High budgets, scrapped projects, fan backlash. It’s been 12 years since Disney bought 'Star Wars' and its galaxy far, far away arguably has too many broken toys.
Unpopular opinion: I think people are tired of disjointed big stories.
I mean, I know I am. Give me a story about a couple of people doing something that's a good story, not a giant montage of short scenes about the fate of the galaxy.
I don't CARE about the galaxy, I want a good personal story that has stakes that make sense on a personal level, and isn't just some weird superhero story but happens to be wearing a Star Wars skin suit.
Also maybe don't make a trilogy that's the same damn story beats as the previous trilogy, but worse in every way you care to mention.
And, maybe, that's not just me: Rogue One is such a movie and it's been well received. Andor is a show at the same kind of scale, and hey, it's also been accepted as good.
I was quite looking forward to Star Wars: Skeleton Crew until I saw the first trailer. It looks like someone is trying to do The Goonies in space. The one image that really disheartened me is the shot of the suburbs, rows of houses and streets. Star Wars isn't a place where I'd expect to see suburbs, it's in a galaxy far, far away, a long time ago.
It's very similar to when The Book of Boba Fett had their version of the 60s scooter scene. It doesn't work and took me completely out of the episode.
Also that scene was so low energy? These are supposed to be tough speeder tuner punks and instead they look like teenagers dicking around on the scooters at Walmart.
Not to say that Disney hasn't mishandled this IP, but Star Wars had bad content before Disney bought it, and has since released projects better than anything Lucasfilm did with it.

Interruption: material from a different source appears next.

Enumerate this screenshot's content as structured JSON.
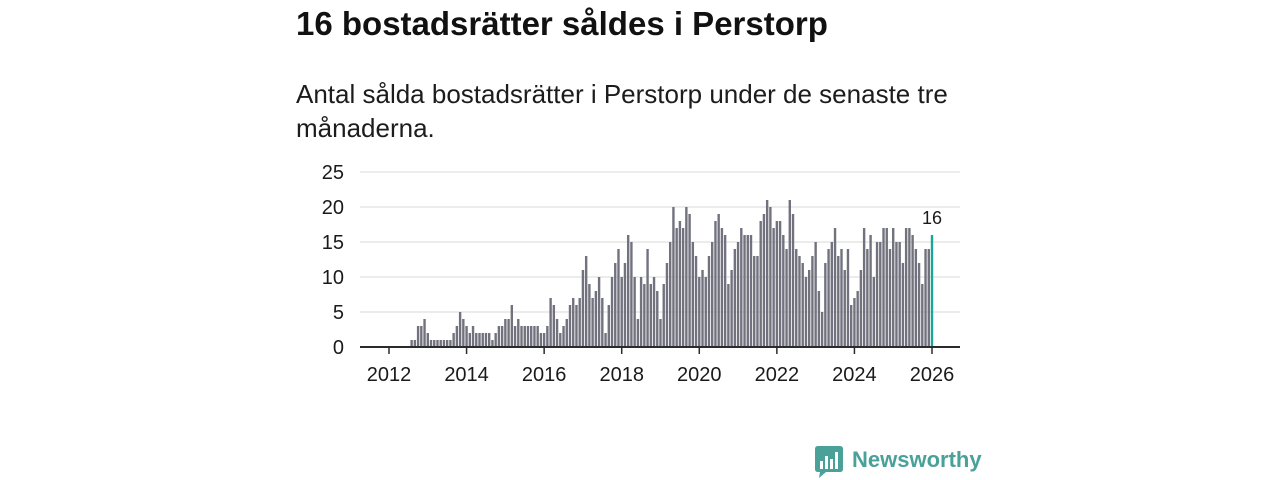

The wide variances in quality aren't doing the reputation of Star Wars any favors.
It's not just that they are bad at Star Wars, they have mishandled Marvel too. They went on an IP buying streak but seemed to have been far too focused on generating "content" rather than quality TV and films. However, at least Marvel has a showrunner:
After buying Lucasfilm from George Lucas in 2012, Disney relaunched Star Wars as a franchise trilogy in 2015 with director J.J. Abrams’ The Force Awakens. The film was an absolute blockbuster. Yet surprisingly — and, as it turned out, problematically — the studio did not have a firm creative plan for the next two films (at least, not one that was followed).
There were a number of mistakes made (including deciding to drop a Star Wars film a year) but this seems one of the biggest unforced errors. I still can't work out what the thinking was there other than "the fans will lap up any old Star Wars so we don't have to put any effort in".
As long as they keep shoving more stories somewhere in between some otherwise inconsequential aspect of the original trilogy it will just keep grinding to nothing. They’ll make an entire movie following the production of an intergalactic cheese pizza so you can understand why the lieutenant commander in the background shot of a scene in episode 4 farted. Tell some fucking new stories already.